30 March 2001, 12:39  Forex: Yen continues lower in early London trade as Japanese funds flow out

LONDON (AFX) - The yen continued weaker in early trade, affected by Japanese funds seeking off-shore assets amid signs that the Japanese government will espouse a hands-off policy while the ailing currency weakens, dealers said.
"Japanese investors were first off the mark selling the yen, with both equity and bond funds going for off-shore assets," Paul Bednarczyk, economist at 4CAST, said.
He also noted any repatriation of profits will end after March, paving the way for continued yen weakness.
Bednarczyk sees the yen hitting 130 to the dollar in the very near future, after the dollar shot past its 1999 high of 124.75 yen overnight to hit levels just above 125 yen.
Investors do not expect the Bank of Japan to intervene to shore up the yen, especially amid reports that the U.S. government discussed a weak yen policy before the March 19 U.S.-Japan summit meeting. The remarks from Taro Aso, state minister for economic and fiscal policy, dented the yen in Asian trading and led to more yen selling elsewhere.

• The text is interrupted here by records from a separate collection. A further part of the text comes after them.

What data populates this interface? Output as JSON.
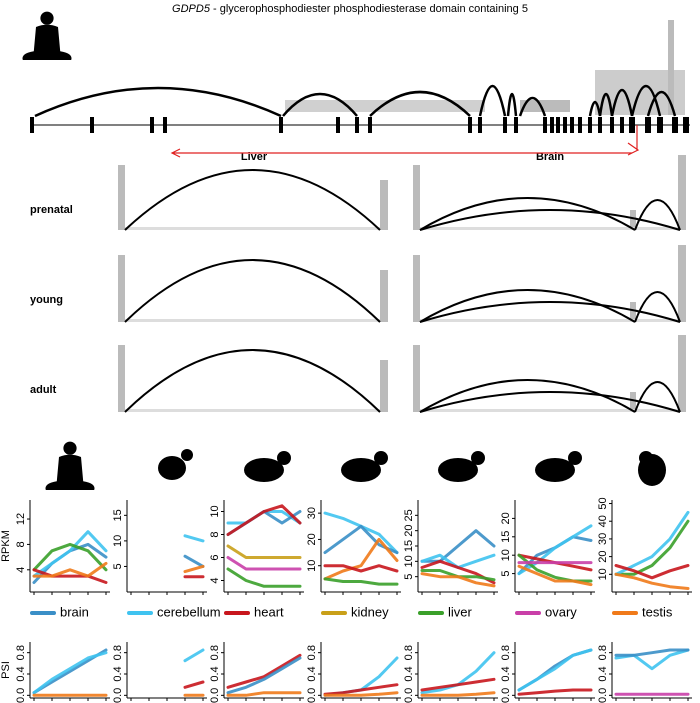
{
  "header": {
    "gene": "GDPD5",
    "title": " - glycerophosphodiester phosphodiesterase domain containing 5"
  },
  "sashimi": {
    "columns": [
      "Liver",
      "Brain"
    ],
    "rows": [
      "prenatal",
      "young",
      "adult"
    ]
  },
  "legend": [
    {
      "name": "brain",
      "color": "#3a8fc7"
    },
    {
      "name": "cerebellum",
      "color": "#3fc3f0"
    },
    {
      "name": "heart",
      "color": "#c8161d"
    },
    {
      "name": "kidney",
      "color": "#c9a019"
    },
    {
      "name": "liver",
      "color": "#3aa02a"
    },
    {
      "name": "ovary",
      "color": "#c93fa8"
    },
    {
      "name": "testis",
      "color": "#f07a1a"
    }
  ],
  "chart_data": [
    {
      "type": "line",
      "ylabel": "RPKM",
      "categories": [
        null,
        null,
        null,
        null,
        null
      ],
      "ylim": [
        0.5,
        15
      ],
      "yticks": [
        4,
        8,
        12
      ],
      "series": [
        {
          "name": "brain",
          "color": "#3a8fc7",
          "values": [
            2,
            5,
            7,
            8,
            6
          ]
        },
        {
          "name": "cerebellum",
          "color": "#3fc3f0",
          "values": [
            3,
            5,
            7,
            10,
            7
          ]
        },
        {
          "name": "liver",
          "color": "#3aa02a",
          "values": [
            4,
            7,
            8,
            7,
            4
          ]
        },
        {
          "name": "heart",
          "color": "#c8161d",
          "values": [
            4,
            3,
            3,
            3,
            2
          ]
        },
        {
          "name": "testis",
          "color": "#f07a1a",
          "values": [
            3,
            3,
            4,
            3,
            5
          ]
        }
      ]
    },
    {
      "type": "line",
      "categories": [
        null,
        null,
        null,
        null,
        null
      ],
      "ylim": [
        0,
        18
      ],
      "yticks": [
        5,
        10,
        15
      ],
      "series": [
        {
          "name": "cerebellum",
          "color": "#3fc3f0",
          "values": [
            null,
            null,
            null,
            11,
            10
          ]
        },
        {
          "name": "brain",
          "color": "#3a8fc7",
          "values": [
            null,
            null,
            null,
            7,
            5
          ]
        },
        {
          "name": "heart",
          "color": "#c8161d",
          "values": [
            null,
            null,
            null,
            3,
            3
          ]
        },
        {
          "name": "testis",
          "color": "#f07a1a",
          "values": [
            null,
            null,
            null,
            4,
            5
          ]
        }
      ]
    },
    {
      "type": "line",
      "categories": [
        null,
        null,
        null,
        null,
        null
      ],
      "ylim": [
        3,
        11
      ],
      "yticks": [
        4,
        6,
        8,
        10
      ],
      "series": [
        {
          "name": "cerebellum",
          "color": "#3fc3f0",
          "values": [
            9,
            9,
            10,
            10,
            9
          ]
        },
        {
          "name": "brain",
          "color": "#3a8fc7",
          "values": [
            8,
            9,
            10,
            9,
            10
          ]
        },
        {
          "name": "heart",
          "color": "#c8161d",
          "values": [
            8,
            9,
            10,
            10.5,
            9
          ]
        },
        {
          "name": "kidney",
          "color": "#c9a019",
          "values": [
            7,
            6,
            6,
            6,
            6
          ]
        },
        {
          "name": "ovary",
          "color": "#c93fa8",
          "values": [
            6,
            5,
            5,
            5,
            5
          ]
        },
        {
          "name": "liver",
          "color": "#3aa02a",
          "values": [
            5,
            4,
            3.5,
            3.5,
            3.5
          ]
        }
      ]
    },
    {
      "type": "line",
      "categories": [
        null,
        null,
        null,
        null,
        null
      ],
      "ylim": [
        0,
        35
      ],
      "yticks": [
        10,
        20,
        30
      ],
      "series": [
        {
          "name": "cerebellum",
          "color": "#3fc3f0",
          "values": [
            30,
            28,
            25,
            22,
            15
          ]
        },
        {
          "name": "brain",
          "color": "#3a8fc7",
          "values": [
            15,
            20,
            25,
            18,
            15
          ]
        },
        {
          "name": "testis",
          "color": "#f07a1a",
          "values": [
            5,
            8,
            10,
            20,
            12
          ]
        },
        {
          "name": "heart",
          "color": "#c8161d",
          "values": [
            10,
            10,
            8,
            10,
            8
          ]
        },
        {
          "name": "liver",
          "color": "#3aa02a",
          "values": [
            5,
            4,
            4,
            3,
            3
          ]
        }
      ]
    },
    {
      "type": "line",
      "categories": [
        null,
        null,
        null,
        null,
        null
      ],
      "ylim": [
        0,
        30
      ],
      "yticks": [
        5,
        10,
        15,
        20,
        25
      ],
      "series": [
        {
          "name": "brain",
          "color": "#3a8fc7",
          "values": [
            10,
            10,
            15,
            20,
            15
          ]
        },
        {
          "name": "cerebellum",
          "color": "#3fc3f0",
          "values": [
            10,
            12,
            8,
            10,
            12
          ]
        },
        {
          "name": "heart",
          "color": "#c8161d",
          "values": [
            8,
            10,
            8,
            6,
            3
          ]
        },
        {
          "name": "liver",
          "color": "#3aa02a",
          "values": [
            7,
            7,
            5,
            5,
            4
          ]
        },
        {
          "name": "testis",
          "color": "#f07a1a",
          "values": [
            6,
            5,
            5,
            3,
            2
          ]
        }
      ]
    },
    {
      "type": "line",
      "categories": [
        null,
        null,
        null,
        null,
        null
      ],
      "ylim": [
        0,
        25
      ],
      "yticks": [
        5,
        10,
        15,
        20
      ],
      "series": [
        {
          "name": "brain",
          "color": "#3a8fc7",
          "values": [
            5,
            10,
            12,
            15,
            14
          ]
        },
        {
          "name": "cerebellum",
          "color": "#3fc3f0",
          "values": [
            5,
            8,
            12,
            15,
            18
          ]
        },
        {
          "name": "heart",
          "color": "#c8161d",
          "values": [
            10,
            9,
            8,
            7,
            6
          ]
        },
        {
          "name": "liver",
          "color": "#3aa02a",
          "values": [
            10,
            6,
            4,
            3,
            3
          ]
        },
        {
          "name": "ovary",
          "color": "#c93fa8",
          "values": [
            8,
            8,
            8,
            8,
            8
          ]
        },
        {
          "name": "testis",
          "color": "#f07a1a",
          "values": [
            7,
            5,
            3,
            3,
            2
          ]
        }
      ]
    },
    {
      "type": "line",
      "categories": [
        null,
        null,
        null,
        null,
        null
      ],
      "ylim": [
        0,
        52
      ],
      "yticks": [
        10,
        20,
        30,
        40,
        50
      ],
      "series": [
        {
          "name": "liver",
          "color": "#3aa02a",
          "values": [
            10,
            10,
            15,
            25,
            40
          ]
        },
        {
          "name": "cerebellum",
          "color": "#3fc3f0",
          "values": [
            10,
            15,
            20,
            30,
            45
          ]
        },
        {
          "name": "heart",
          "color": "#c8161d",
          "values": [
            15,
            12,
            8,
            12,
            15
          ]
        },
        {
          "name": "testis",
          "color": "#f07a1a",
          "values": [
            10,
            8,
            5,
            3,
            2
          ]
        }
      ]
    },
    {
      "type": "line",
      "ylabel": "PSI",
      "categories": [
        null,
        null,
        null,
        null,
        null
      ],
      "ylim": [
        -0.05,
        1
      ],
      "yticks": [
        {
          "value": 0,
          "label": "0.0"
        },
        0.4,
        0.8
      ],
      "series": [
        {
          "name": "brain",
          "color": "#3a8fc7",
          "values": [
            0.05,
            0.25,
            0.45,
            0.65,
            0.85
          ]
        },
        {
          "name": "cerebellum",
          "color": "#3fc3f0",
          "values": [
            0.05,
            0.3,
            0.5,
            0.7,
            0.8
          ]
        },
        {
          "name": "testis",
          "color": "#f07a1a",
          "values": [
            0,
            0,
            0,
            0,
            0
          ]
        }
      ]
    },
    {
      "type": "line",
      "categories": [
        null,
        null,
        null,
        null,
        null
      ],
      "ylim": [
        -0.05,
        1
      ],
      "yticks": [
        {
          "value": 0,
          "label": "0.0"
        },
        0.4,
        0.8
      ],
      "series": [
        {
          "name": "cerebellum",
          "color": "#3fc3f0",
          "values": [
            null,
            null,
            null,
            0.65,
            0.85
          ]
        },
        {
          "name": "heart",
          "color": "#c8161d",
          "values": [
            null,
            null,
            null,
            0.15,
            0.25
          ]
        },
        {
          "name": "testis",
          "color": "#f07a1a",
          "values": [
            null,
            null,
            null,
            0,
            0
          ]
        }
      ]
    },
    {
      "type": "line",
      "categories": [
        null,
        null,
        null,
        null,
        null
      ],
      "ylim": [
        -0.05,
        1
      ],
      "yticks": [
        {
          "value": 0,
          "label": "0.0"
        },
        0.4,
        0.8
      ],
      "series": [
        {
          "name": "heart",
          "color": "#c8161d",
          "values": [
            0.15,
            0.25,
            0.35,
            0.55,
            0.75
          ]
        },
        {
          "name": "brain",
          "color": "#3a8fc7",
          "values": [
            0.05,
            0.15,
            0.3,
            0.5,
            0.7
          ]
        },
        {
          "name": "testis",
          "color": "#f07a1a",
          "values": [
            0,
            0,
            0.05,
            0.05,
            0.05
          ]
        }
      ]
    },
    {
      "type": "line",
      "categories": [
        null,
        null,
        null,
        null,
        null
      ],
      "ylim": [
        -0.05,
        1
      ],
      "yticks": [
        {
          "value": 0,
          "label": "0.0"
        },
        0.4,
        0.8
      ],
      "series": [
        {
          "name": "cerebellum",
          "color": "#3fc3f0",
          "values": [
            0,
            0.05,
            0.1,
            0.35,
            0.7
          ]
        },
        {
          "name": "heart",
          "color": "#c8161d",
          "values": [
            0.02,
            0.05,
            0.1,
            0.15,
            0.2
          ]
        },
        {
          "name": "testis",
          "color": "#f07a1a",
          "values": [
            0,
            0,
            0,
            0.02,
            0.05
          ]
        }
      ]
    },
    {
      "type": "line",
      "categories": [
        null,
        null,
        null,
        null,
        null
      ],
      "ylim": [
        -0.05,
        1
      ],
      "yticks": [
        {
          "value": 0,
          "label": "0.0"
        },
        0.4,
        0.8
      ],
      "series": [
        {
          "name": "cerebellum",
          "color": "#3fc3f0",
          "values": [
            0.05,
            0.1,
            0.2,
            0.45,
            0.8
          ]
        },
        {
          "name": "heart",
          "color": "#c8161d",
          "values": [
            0.1,
            0.15,
            0.2,
            0.25,
            0.3
          ]
        },
        {
          "name": "testis",
          "color": "#f07a1a",
          "values": [
            0,
            0,
            0,
            0.02,
            0.05
          ]
        }
      ]
    },
    {
      "type": "line",
      "categories": [
        null,
        null,
        null,
        null,
        null
      ],
      "ylim": [
        -0.05,
        1
      ],
      "yticks": [
        {
          "value": 0,
          "label": "0.0"
        },
        0.4,
        0.8
      ],
      "series": [
        {
          "name": "brain",
          "color": "#3a8fc7",
          "values": [
            0.1,
            0.3,
            0.55,
            0.75,
            0.85
          ]
        },
        {
          "name": "cerebellum",
          "color": "#3fc3f0",
          "values": [
            0.1,
            0.3,
            0.5,
            0.75,
            0.85
          ]
        },
        {
          "name": "heart",
          "color": "#c8161d",
          "values": [
            0.02,
            0.05,
            0.08,
            0.1,
            0.1
          ]
        }
      ]
    },
    {
      "type": "line",
      "categories": [
        null,
        null,
        null,
        null,
        null
      ],
      "ylim": [
        -0.05,
        1
      ],
      "yticks": [
        {
          "value": 0,
          "label": "0.0"
        },
        0.4,
        0.8
      ],
      "series": [
        {
          "name": "cerebellum",
          "color": "#3fc3f0",
          "values": [
            0.7,
            0.75,
            0.5,
            0.75,
            0.85
          ]
        },
        {
          "name": "brain",
          "color": "#3a8fc7",
          "values": [
            0.75,
            0.75,
            0.8,
            0.85,
            0.85
          ]
        },
        {
          "name": "ovary",
          "color": "#c93fa8",
          "values": [
            0.02,
            0.02,
            0.02,
            0.02,
            0.02
          ]
        }
      ]
    }
  ]
}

The euro continued under pressure after the European Central Bank's decided to hold interest rates yet again, despite signs that the slowdown in the U.S. is starting to affect euro zone growth.
The ECB's preoccupation with inflation continues, although the market has shifted its focus to growth prospects, Bednarczyk said. "They missed the opportunity to act pro-actively," he said, adding that ECB intervention to prop up the euro is unlikely at this juncture.
If the bank is going to cut rates by 50 basis points at its next meeting, any intervention now will appear to be 'short termist,' he said.